Metrolinx is affirming its commitment to finish building the Eglinton Crosstown LRT by 2020, despite suggestions from the TTC that it is at least 10 years away from completion.
While Metrolinx still has eight years to reach its goal, TTC staff have tabled a report suggesting that the provincial agency has set an “unrealistic” timeline for building the long-awaited, 25-kilometre transit line along Eglinton Avenue.
Details of that report were presented to transit commissioners by Sameh Ghaly, the TTC’s chief capital officer, during a meeting at City Hall on Wednesday afternoon.
The TTC says the stations that are going to be buried underground will take the longest to design and build, a process that typically takes three-to- four years to complete and another one or two to test.
Completing this process by 2020 is “unrealistic” in the opinion of the TTC, which projects 2022-2023 as “a realistic target in-service date” for the Eglinton line.
Furthermore, to meet the 2020 timeline for the Eglinton Crosstown LRT, it will be necessary for the transit stations to be “under design and construction at the same time,” according to the presentation given to the transit commissioners.
And while the TTC is concerned that too much construction at the same time could cause traffic chaos across much of Eglinton Avenue, at least one city councillor says the pain will be worth the gain.
“Do we rip the Band-Aid off, or do we inch it off? And with that you have different levels of disruption,” said Coun. Josh Colle, a TTC transit commissioner whose ward includes much of Eglinton Avenue.
“I would prefer ripping it off.”
After the presentation, Andy Byford, the TTC’s chief executive officer, said that the organization is simply “flagging some concerns,” about the approach that Metrolinx is using and the timetable it has set.

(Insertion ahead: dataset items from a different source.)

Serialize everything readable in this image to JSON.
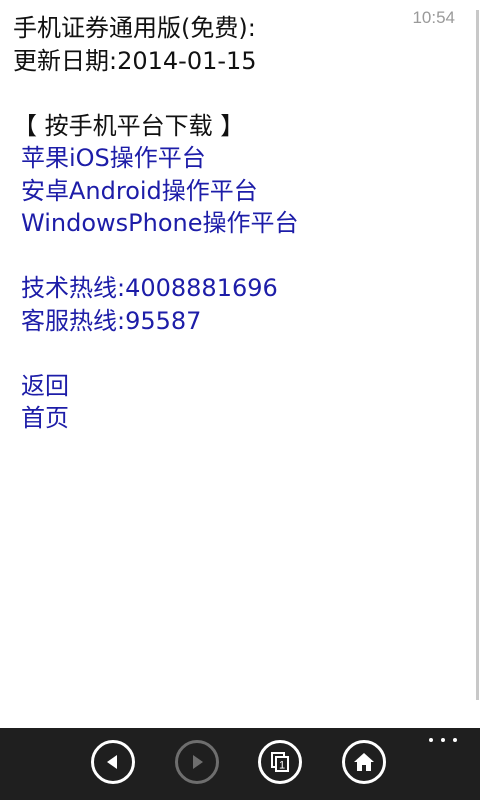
{
  "status_bar": {
    "time": "10:54"
  },
  "page": {
    "title": "手机证券通用版(免费):",
    "update_date": "更新日期:2014-01-15",
    "download_heading": "【 按手机平台下载 】",
    "platform_links": [
      "苹果iOS操作平台",
      "安卓Android操作平台",
      "WindowsPhone操作平台"
    ],
    "tech_hotline": "技术热线:4008881696",
    "service_hotline": "客服热线:95587",
    "back_link": "返回",
    "home_link": "首页"
  },
  "app_bar": {
    "buttons": [
      {
        "name": "back",
        "icon": "triangle-left-icon",
        "enabled": true
      },
      {
        "name": "forward",
        "icon": "triangle-right-icon",
        "enabled": false
      },
      {
        "name": "tabs",
        "icon": "tabs-icon",
        "badge": "1",
        "enabled": true
      },
      {
        "name": "home",
        "icon": "home-icon",
        "enabled": true
      }
    ],
    "more": "ellipsis-icon"
  },
  "colors": {
    "link": "#1d1da8",
    "text": "#111111",
    "app_bar_bg": "#1f1f1f",
    "disabled": "#6e6e6e"
  }
}
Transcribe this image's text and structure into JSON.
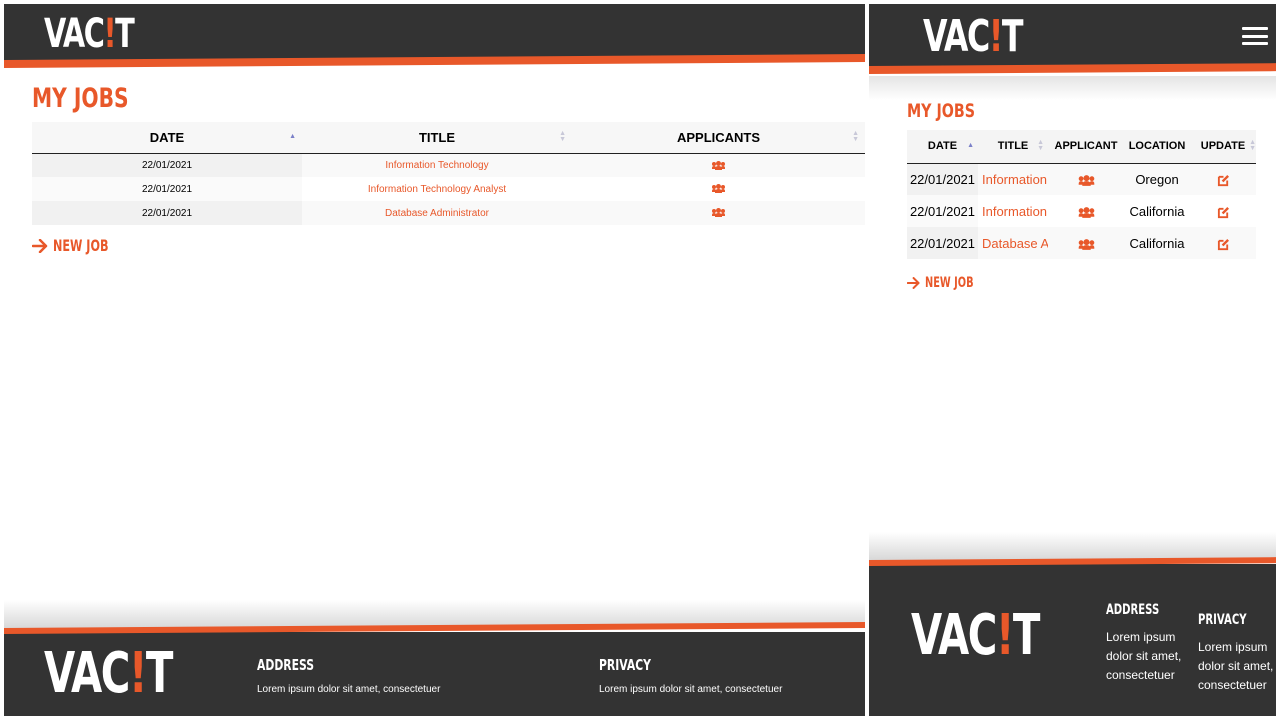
{
  "brand": {
    "logo_prefix": "VAC",
    "logo_bang": "!",
    "logo_suffix": "T"
  },
  "page": {
    "title": "MY JOBS",
    "new_job_label": "NEW JOB"
  },
  "desktop_table": {
    "headers": {
      "date": "DATE",
      "title": "TITLE",
      "applicants": "APPLICANTS"
    },
    "rows": [
      {
        "date": "22/01/2021",
        "title": "Information Technology"
      },
      {
        "date": "22/01/2021",
        "title": "Information Technology Analyst"
      },
      {
        "date": "22/01/2021",
        "title": "Database Administrator"
      }
    ]
  },
  "mobile_table": {
    "headers": {
      "date": "DATE",
      "title": "TITLE",
      "applicants": "APPLICANT",
      "location": "LOCATION",
      "update": "UPDATE"
    },
    "rows": [
      {
        "date": "22/01/2021",
        "title": "Information",
        "location": "Oregon"
      },
      {
        "date": "22/01/2021",
        "title": "Information",
        "location": "California"
      },
      {
        "date": "22/01/2021",
        "title": "Database A",
        "location": "California"
      }
    ]
  },
  "footer": {
    "address_heading": "ADDRESS",
    "address_text": "Lorem ipsum dolor sit amet, consectetuer",
    "privacy_heading": "PRIVACY",
    "privacy_text": "Lorem ipsum dolor sit amet, consectetuer"
  },
  "colors": {
    "accent": "#e8582a",
    "dark": "#333333",
    "sort_active": "#7b80c8"
  },
  "icons": {
    "applicants": "users-icon",
    "update": "edit-icon",
    "new_job": "arrow-right-icon",
    "menu": "hamburger-icon"
  }
}
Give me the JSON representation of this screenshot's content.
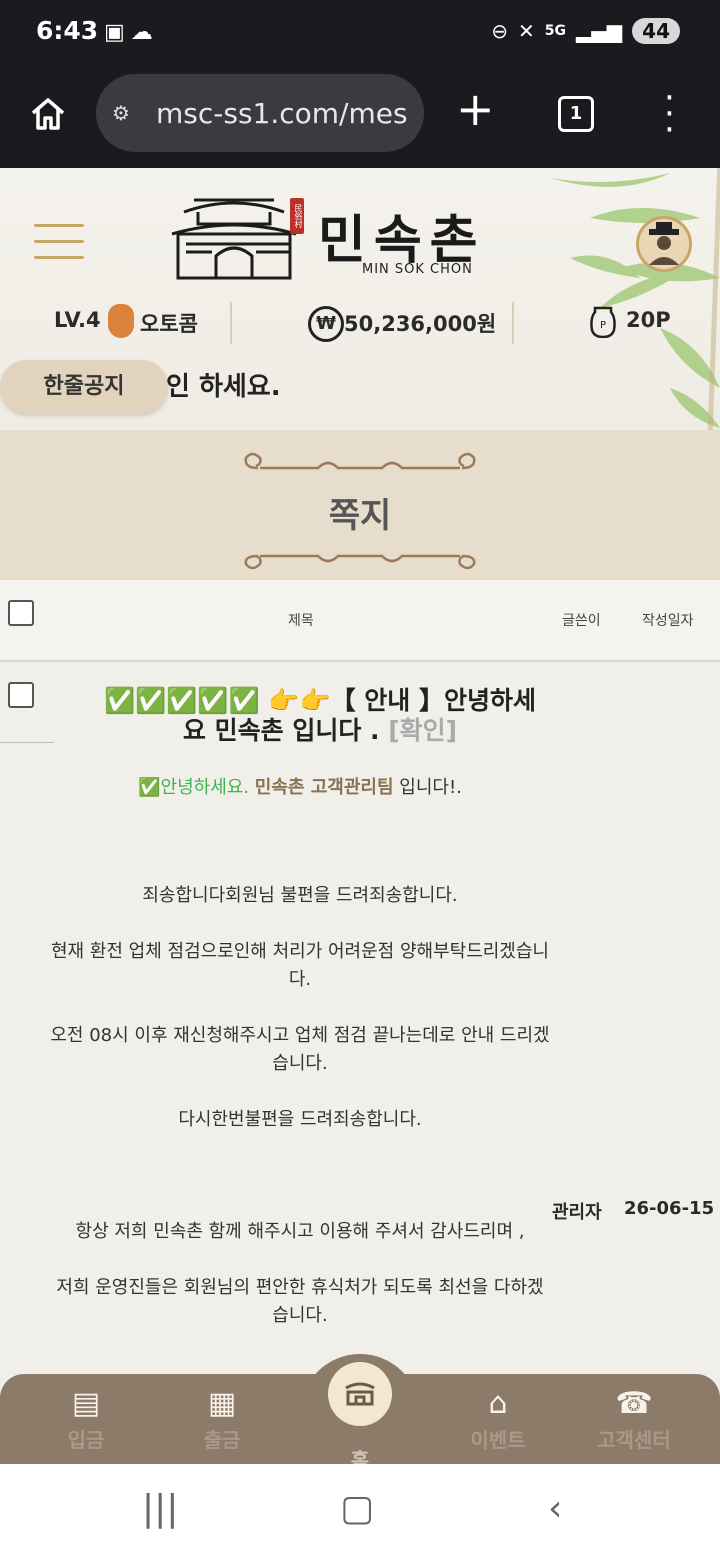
{
  "status": {
    "time": "6:43",
    "battery": "44",
    "network": "5G"
  },
  "browser": {
    "url": "msc-ss1.com/mes",
    "tab_count": "1"
  },
  "header": {
    "logo_text": "민속촌",
    "logo_sub": "MIN SOK CHON",
    "logo_seal": "民俗村",
    "level": "LV.4",
    "level_name": "오토콤",
    "money": "50,236,000원",
    "points": "20P",
    "notice_label": "한줄공지",
    "notice_text": "인 하세요."
  },
  "page": {
    "title": "쪽지"
  },
  "table": {
    "columns": {
      "subject": "제목",
      "author": "글쓴이",
      "date": "작성일자"
    }
  },
  "message": {
    "title_checks": "✅✅✅✅✅",
    "title_point": "👉👉",
    "title_text": "【 안내 】안녕하세요 민속촌 입니다 .",
    "title_status": "[확인]",
    "author": "관리자",
    "date": "26-06-15",
    "greeting_prefix": "✅안녕하세요.",
    "greeting_team": "민속촌 고객관리팀",
    "greeting_suffix": "입니다!.",
    "lines": [
      "죄송합니다회원님 불편을 드려죄송합니다.",
      "현재 환전 업체 점검으로인해 처리가 어려운점 양해부탁드리겠습니다.",
      "오전 08시 이후 재신청해주시고 업체 점검 끝나는데로 안내 드리겠습니다.",
      "다시한번불편을 드려죄송합니다.",
      "항상 저희 민속촌 함께 해주시고 이용해 주셔서 감사드리며 ,",
      "저희 운영진들은 회원님의 편안한 휴식처가 되도록 최선을 다하겠습니다."
    ]
  },
  "nav": {
    "deposit": "입금",
    "withdraw": "출금",
    "home": "홈",
    "event": "이벤트",
    "support": "고객센터"
  }
}
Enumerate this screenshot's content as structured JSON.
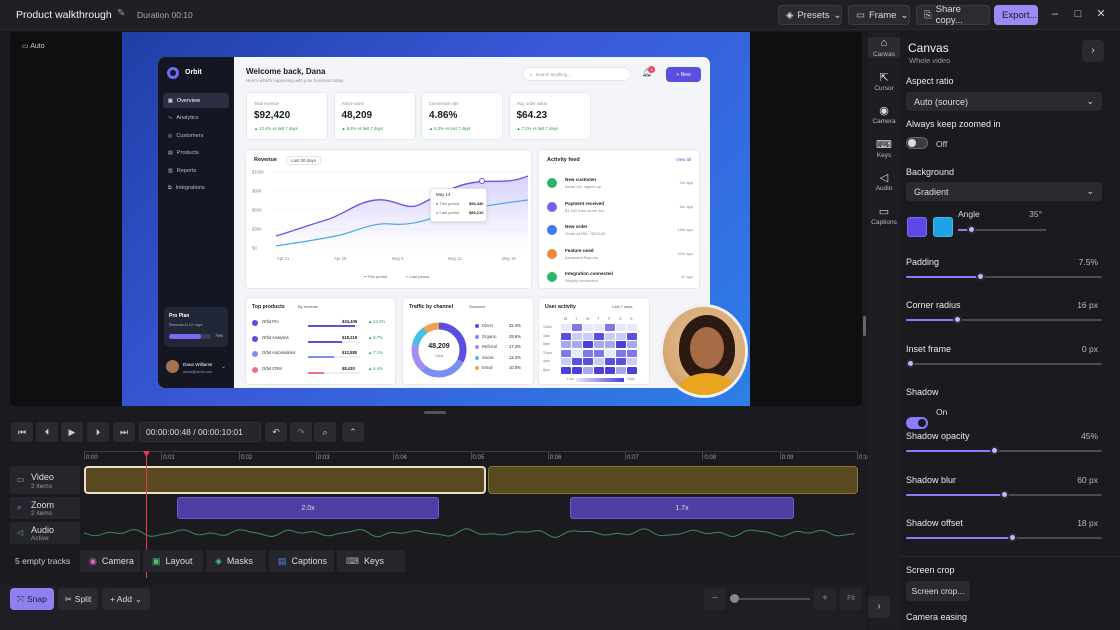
{
  "titlebar": {
    "title": "Product walkthrough",
    "duration": "Duration 00:10",
    "presets": "Presets",
    "frame": "Frame",
    "share": "Share copy...",
    "export": "Export..."
  },
  "stage": {
    "auto_label": "Auto"
  },
  "app": {
    "brand": "Orbit",
    "nav": [
      "Overview",
      "Analytics",
      "Customers",
      "Products",
      "Reports",
      "Integrations"
    ],
    "plan": {
      "title": "Pro Plan",
      "sub": "Renews in 12 days",
      "pct": "75%",
      "fill": 0.75
    },
    "user": {
      "name": "Dana Williams",
      "email": "dana@orbit.com"
    },
    "welcome": "Welcome back, Dana",
    "welcome_sub": "Here's what's happening with your business today.",
    "search_placeholder": "Search anything...",
    "notif_count": "3",
    "new_btn": "+ New",
    "kpis": [
      {
        "label": "Total revenue",
        "value": "$92,420",
        "delta": "▲ 12.4% vs last 7 days"
      },
      {
        "label": "Active users",
        "value": "48,209",
        "delta": "▲ 8.6% vs last 7 days"
      },
      {
        "label": "Conversion rate",
        "value": "4.86%",
        "delta": "▲ 6.3% vs last 7 days"
      },
      {
        "label": "Avg. order value",
        "value": "$64.23",
        "delta": "▲ 7.2% vs last 7 days"
      }
    ],
    "revenue": {
      "title": "Revenue",
      "range": "Last 30 days",
      "yticks": [
        "$100K",
        "$80K",
        "$60K",
        "$30K",
        "$0"
      ],
      "xticks": [
        "Apr 21",
        "Apr 28",
        "May 5",
        "May 12",
        "May 19"
      ],
      "legend_this": "This period",
      "legend_last": "Last period",
      "tooltip": {
        "date": "May 14",
        "this_label": "This period",
        "this_val": "$96,430",
        "last_label": "Last period",
        "last_val": "$86,210"
      }
    },
    "activity": {
      "title": "Activity feed",
      "view_all": "View all",
      "items": [
        {
          "title": "New customer",
          "sub": "Acme Inc. signed up",
          "time": "2m ago",
          "color": "#2fb36b"
        },
        {
          "title": "Payment received",
          "sub": "$1,240 from Acme Inc.",
          "time": "6m ago",
          "color": "#7a5cf0"
        },
        {
          "title": "New order",
          "sub": "Order #1256 · $320.00",
          "time": "15m ago",
          "color": "#3a7df0"
        },
        {
          "title": "Feature used",
          "sub": "Advanced Reports",
          "time": "32m ago",
          "color": "#f08a3a"
        },
        {
          "title": "Integration connected",
          "sub": "Shopify connected",
          "time": "1h ago",
          "color": "#2fb36b"
        }
      ]
    },
    "top_products": {
      "title": "Top products",
      "sort": "By revenue",
      "rows": [
        {
          "name": "Orbit Pro",
          "value": "$34,409",
          "delta": "▲ 14.2%",
          "fill": 0.9,
          "color": "#5b4fe0"
        },
        {
          "name": "Orbit Analytics",
          "value": "$18,219",
          "delta": "▲ 8.7%",
          "fill": 0.65,
          "color": "#5b4fe0"
        },
        {
          "name": "Orbit Automations",
          "value": "$12,880",
          "delta": "▲ 7.1%",
          "fill": 0.5,
          "color": "#7a8ff0"
        },
        {
          "name": "Orbit CRM",
          "value": "$8,430",
          "delta": "▲ 5.4%",
          "fill": 0.3,
          "color": "#f07080"
        }
      ]
    },
    "traffic": {
      "title": "Traffic by channel",
      "sort": "Sessions",
      "total": "48,209",
      "total_label": "Total",
      "rows": [
        {
          "name": "Direct",
          "pct": "32.4%",
          "color": "#5b4fe0"
        },
        {
          "name": "Organic",
          "pct": "28.6%",
          "color": "#7a8ff0"
        },
        {
          "name": "Referral",
          "pct": "17.2%",
          "color": "#a58cf5"
        },
        {
          "name": "Social",
          "pct": "12.2%",
          "color": "#4ac0e0"
        },
        {
          "name": "Email",
          "pct": "10.0%",
          "color": "#f0a050"
        }
      ]
    },
    "user_activity": {
      "title": "User activity",
      "range": "Last 7 days",
      "days": [
        "M",
        "T",
        "W",
        "T",
        "F",
        "S",
        "S"
      ],
      "hours": [
        "12am",
        "4am",
        "8am",
        "12pm",
        "4pm",
        "8pm"
      ],
      "low": "Low",
      "high": "High"
    }
  },
  "player": {
    "time": "00:00:00:48 / 00:00:10:01"
  },
  "timeline": {
    "ticks": [
      "0:00",
      "0:01",
      "0:02",
      "0:03",
      "0:04",
      "0:05",
      "0:06",
      "0:07",
      "0:08",
      "0:09",
      "0:10"
    ],
    "tracks": [
      {
        "name": "Video",
        "sub": "2 items"
      },
      {
        "name": "Zoom",
        "sub": "2 items"
      },
      {
        "name": "Audio",
        "sub": "Active"
      }
    ],
    "zoom_clips": [
      "2.0x",
      "1.7x"
    ],
    "empty_tracks": "5 empty tracks",
    "chips": [
      "Camera",
      "Layout",
      "Masks",
      "Captions",
      "Keys"
    ]
  },
  "bottom": {
    "snap": "Snap",
    "split": "Split",
    "add": "+ Add",
    "fit": "Fit"
  },
  "rail": [
    {
      "label": "Canvas",
      "icon": "home-icon"
    },
    {
      "label": "Cursor",
      "icon": "cursor-icon"
    },
    {
      "label": "Camera",
      "icon": "camera-icon"
    },
    {
      "label": "Keys",
      "icon": "keyboard-icon"
    },
    {
      "label": "Audio",
      "icon": "speaker-icon"
    },
    {
      "label": "Captions",
      "icon": "captions-icon"
    }
  ],
  "panel": {
    "title": "Canvas",
    "subtitle": "Whole video",
    "aspect_label": "Aspect ratio",
    "aspect_value": "Auto (source)",
    "zoom_label": "Always keep zoomed in",
    "zoom_value": "Off",
    "bg_label": "Background",
    "bg_value": "Gradient",
    "angle_label": "Angle",
    "angle_value": "35°",
    "padding": {
      "label": "Padding",
      "value": "7.5%",
      "level": 0.38
    },
    "radius": {
      "label": "Corner radius",
      "value": "16 px",
      "level": 0.26
    },
    "inset": {
      "label": "Inset frame",
      "value": "0 px",
      "level": 0.02
    },
    "shadow_label": "Shadow",
    "shadow_value": "On",
    "opacity": {
      "label": "Shadow opacity",
      "value": "45%",
      "level": 0.45
    },
    "blur": {
      "label": "Shadow blur",
      "value": "60 px",
      "level": 0.5
    },
    "offset": {
      "label": "Shadow offset",
      "value": "18 px",
      "level": 0.54
    },
    "crop_label": "Screen crop",
    "crop_btn": "Screen crop...",
    "easing_label": "Camera easing"
  }
}
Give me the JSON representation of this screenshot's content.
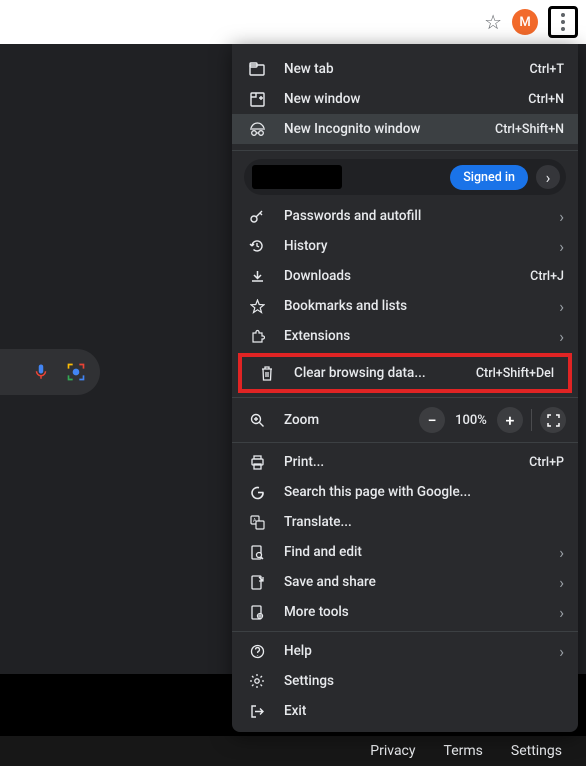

But Byford said the TTC will work with the province and with Metrolinx to improve transit in Toronto.
Despite the concerns that the TTC has brought forward, a Metrolinx executive told reporters at a news conference on Wednesday afternoon that the provincial agency is “committed to” meeting the 2020 deadline for the Eglinton Crosstown LRT.
“We recognize that it’s an aggressive schedule and the TTC has raised some legitimate issues about the schedule,” said Jack Collins, the vice-president of rapid transit implementation.
“But we also feel that the contracting strategy that we’re advancing, which is called an alternative finance and procurement strategy, with Infrastructure Ontario is a proven method of delivering projects quickly and on schedule.”